Califano’s disenchantments steadily accumulated. On education: “I came to HEW enthusiastic about the opportunity to improve education in America, and determined to step up federal funding sharply. I left alarmed over the deterioration of public education in America and troubled by the threat to academic freedom that the federal role, enlarged and shaped by special interests, poses.’

Califano at HEW found no special interest factions quite so fierce as those on abortion, which threatened “to consume my energies to the detriment of other programs,” and it was in this confounding question that Califano—a Catholic—arrived at perhaps his final uneasiness about activist government. With this matter, the Rooseveltian impulse at last—and perhaps inevitably—had passed from the political into the regions of the metaphysical, reaching into the mysterious quick of life itself. “What haunted me more than any economic controversy,” Califano writes, “was how HEW’s deepening involvement in health care, delivery, and research had led to its involvement in profound moral and ethical questions, often literal questions of life and death, and how little thought we as a nation had given to this development.”

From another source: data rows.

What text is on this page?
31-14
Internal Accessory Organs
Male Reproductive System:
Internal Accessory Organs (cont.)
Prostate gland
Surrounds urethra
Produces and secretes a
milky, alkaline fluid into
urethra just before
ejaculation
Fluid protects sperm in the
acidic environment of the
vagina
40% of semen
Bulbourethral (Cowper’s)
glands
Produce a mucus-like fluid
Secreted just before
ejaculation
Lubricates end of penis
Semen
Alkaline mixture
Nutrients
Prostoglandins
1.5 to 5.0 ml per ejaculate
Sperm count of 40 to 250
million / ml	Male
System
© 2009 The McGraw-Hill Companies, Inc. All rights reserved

In this particular conflict over the regulations and funding of abortion, Califano was confronted by what seemed the ultimate problem in the extension of the governmental urge to do good—a truly phantasmagorical evolution: “Questions people once sought to have answered by prayer, issues once left for scientists to resolve in their laboratories, are now debated on the floor of Congress, by the brethren on the Supreme Court, thrown into the executive branch regulatory process….”

He came away from his Laocoönian struggle over abortion at HEW “with profound concern about the capacity of national government…to resolve issues so personal and so laced with individual, moral, and ethical values.” It was the sort of disillusionment that, chain-reacting, would involve the very premise of HEW.

It is hard to discern, from Califano’s account, precisely what offense led to his final sacking by Carter—assertiveness, contentiousness, perhaps just an undisguisable absence of esteem for Carter. But far more importantly, from the exuberant architect himself of much Great Society legislation, Califano ended his tenure at HEW with what sounds almost like a Reaganesque manifesto of despair over the efficacy of Rooseveltian government. “I felt the frustration, sometimes anger, of failure: in welfare reform, national health, and the difficulty of erasing racial discrimination…. Intricate federal regulations…in turn encourage even lengthier and more specific rules as state, local and private institutions scramble to comply…. People trying to help each other feel suffocated, frustrated…as their freedom to act on matters they face each day is increasingly circumscribed. The ability of our institutions and our nation to change, the key to so much of our human and economic progress, is dangerously inhibited.”

It is a sobering testament coming from such a man—a disillusionment that explains, in fact, much of what’s happened since. And it poses a larger, grim question: have the costs and clumsiness and complications of government’s social exertions over the past four decades caused the nation at last irrevocably to weary of the old dream—as old as our very inception—of doing good, of being just? If so, we have arrived at a perilous moment—because the deep and combustible desperations and estrangements in our society will hardly be dissipated by Reagan’s wholesale cuts in the nation’s social programs. The true cost of those economics could indeed prove devastating. That is the danger of the exhaustion and impatience betrayed finally even by Califano in his troubling chronicle.